In nature (and indeed in life!), environmental changes and stresses can take many forms, such as temperature or climatic, presence of parasites or disease, presence of predators, or changes in food availability and nutrition. We know these factors change phenotypes of individuals (remembering phenotypes are observable characteristics of an organism), but evidence is also mounting to suggest it can also change the phenotypes of their offspring. In our latest study, we have altered the diets of fruit fly parents to observe both how diet alters the fitness of the parents but of the offspring as well. Evidence so far demonstrates that when the diet of the parent is altered, effects are passed from parent to offspring — beyond the transfer of genes alone. But, is the diet that is optimal for parents, optimal for their offspring? Traditional thinking tells us that there may be an advantage for offspring to have an environment that matches their parents. Evidence for this concept so far is mixed. It may be that a plant raised in the same type of light as its maternal plant does better, but how does this generalise to other organisms? If we expect that offspring have a diet that matches their parents might live longer, will that be true for all diet combinations? Which parent passes on the strongest effects (especially since most studies don’t consider both parents)? We sought to answer these questions by challenging both the parents and both sexes of offspring with a diet of either higher or lower sucrose, so that we could observe the effects of all possible combinations of diets represented in our study.

Instead of finding that offspring lived longer if they ate a diet that matched one or more of their parents — we found that if the diets matched between the parents (i.e. Mum and Dad both ate either high or low sucrose) they lived longer than if say Mum ate low sucrose and Dad ate high sucrose. Offspring from these “matched” parental combinations however, did not live as long as offspring from combos where parents ate two different diets respectively. This highlights to us that a diet combination that is optimal for parents, may not actually be optimal for their offspring. If you are acquainted with life history theory, at this point you may be wondering, but what about the trade-off between reproduction and lifespan? Maybe you will find that those offspring from those “mismatched” parental combos lived longer, but reproduced less. Sorry to disappoint, but in our measure of reproduction we find that more eggs were again produced by the daughters from parents who ate mismatched diet combinations.

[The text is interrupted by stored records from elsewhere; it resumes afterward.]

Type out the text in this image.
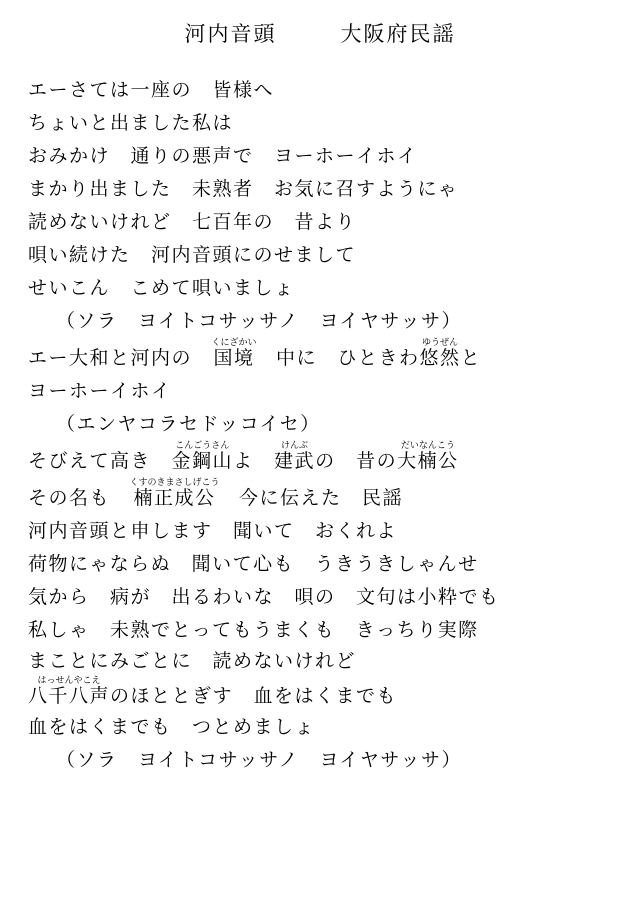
河内音頭	大阪府民謡
エーさては一座の　皆様へ
ちょいと出ました私は
おみかけ　通りの悪声で　ヨーホーイホイ
まかり出ました　未熟者　お気に召すようにゃ
読めないけれど　七百年の　昔より
唄い続けた　河内音頭にのせまして
せいこん　こめて唄いましょ
（ソラ　ヨイトコサッサノ　ヨイヤサッサ）
エー大和と河内の　国境くにざかい　中に　ひときわ悠然ゆうぜんと
ヨーホーイホイ
（エンヤコラセドッコイセ）
そびえて高き　金鋼山こんごうさんよ　建武けんぶの　昔の大楠公だいなんこう
その名も　楠正成公くすのきまさしげこう　今に伝えた　民謡
河内音頭と申します　聞いて　おくれよ
荷物にゃならぬ　聞いて心も　うきうきしゃんせ
気から　病が　出るわいな　唄の　文句は小粋でも
私しゃ　未熟でとってもうまくも　きっちり実際
まことにみごとに　読めないけれど
八千八声はっせんやこえのほととぎす　血をはくまでも
血をはくまでも　つとめましょ
（ソラ　ヨイトコサッサノ　ヨイヤサッサ）
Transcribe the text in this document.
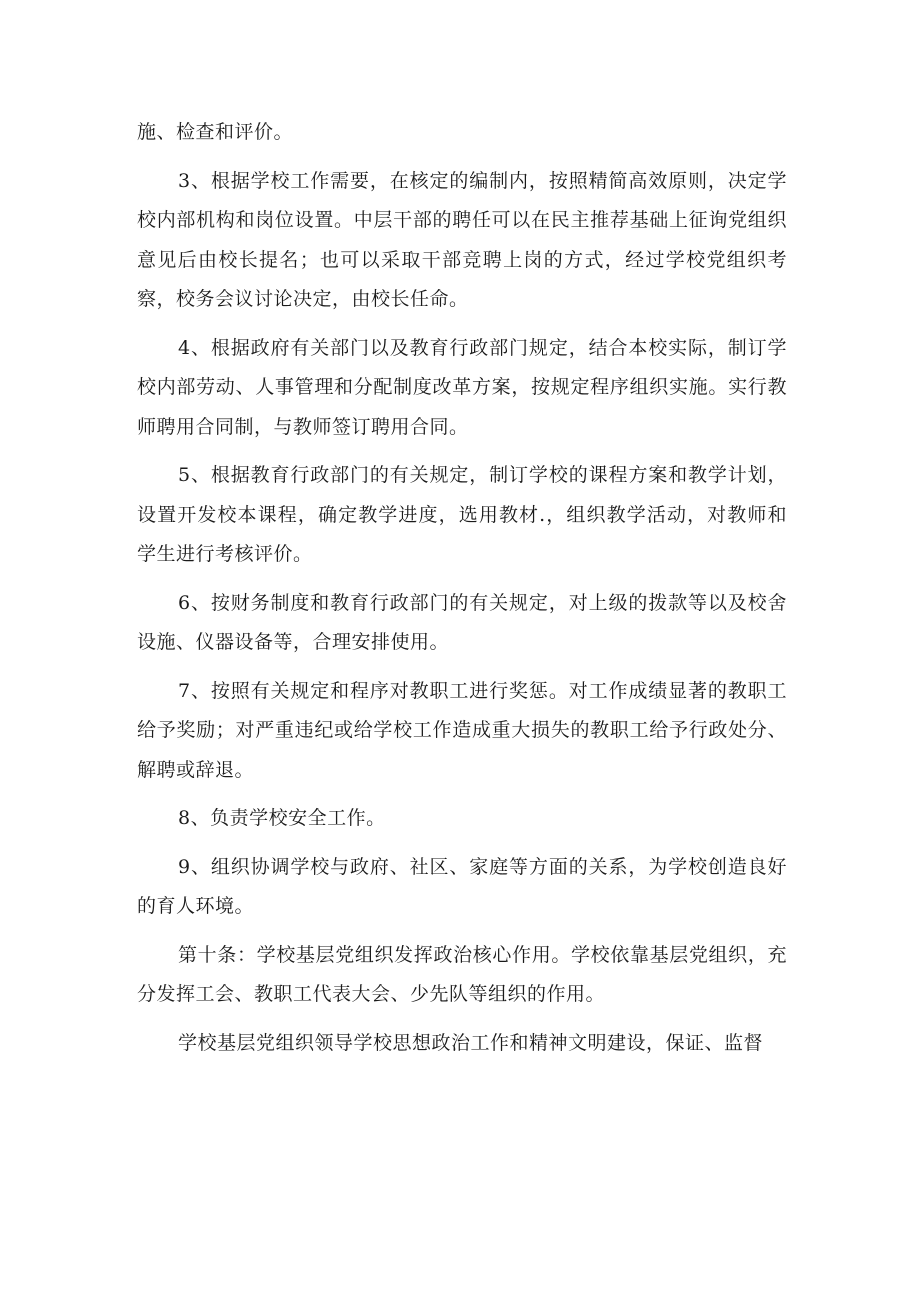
施、检查和评价。

3、根据学校工作需要，在核定的编制内，按照精简高效原则，决定学校内部机构和岗位设置。中层干部的聘任可以在民主推荐基础上征询党组织意见后由校长提名；也可以采取干部竞聘上岗的方式，经过学校党组织考察，校务会议讨论决定，由校长任命。

4、根据政府有关部门以及教育行政部门规定，结合本校实际，制订学校内部劳动、人事管理和分配制度改革方案，按规定程序组织实施。实行教师聘用合同制，与教师签订聘用合同。

5、根据教育行政部门的有关规定，制订学校的课程方案和教学计划，设置开发校本课程，确定教学进度，选用教材.，组织教学活动，对教师和学生进行考核评价。

6、按财务制度和教育行政部门的有关规定，对上级的拨款等以及校舍设施、仪器设备等，合理安排使用。

7、按照有关规定和程序对教职工进行奖惩。对工作成绩显著的教职工给予奖励；对严重违纪或给学校工作造成重大损失的教职工给予行政处分、解聘或辞退。

8、负责学校安全工作。

9、组织协调学校与政府、社区、家庭等方面的关系，为学校创造良好的育人环境。

第十条：学校基层党组织发挥政治核心作用。学校依靠基层党组织，充分发挥工会、教职工代表大会、少先队等组织的作用。

学校基层党组织领导学校思想政治工作和精神文明建设，保证、监督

Disentangling what this all means is the next step, and indeed seeing whether these effects will hold consistent for further generations, such as grand offspring, and for more combinations of diets, here we have only altered sucrose content, what if we alter protein? What our work does highlight is the need for these studies to consider both maternal and paternal effects together if we hope to understand how the interaction between the two affects the health and fitness of subsequent generations.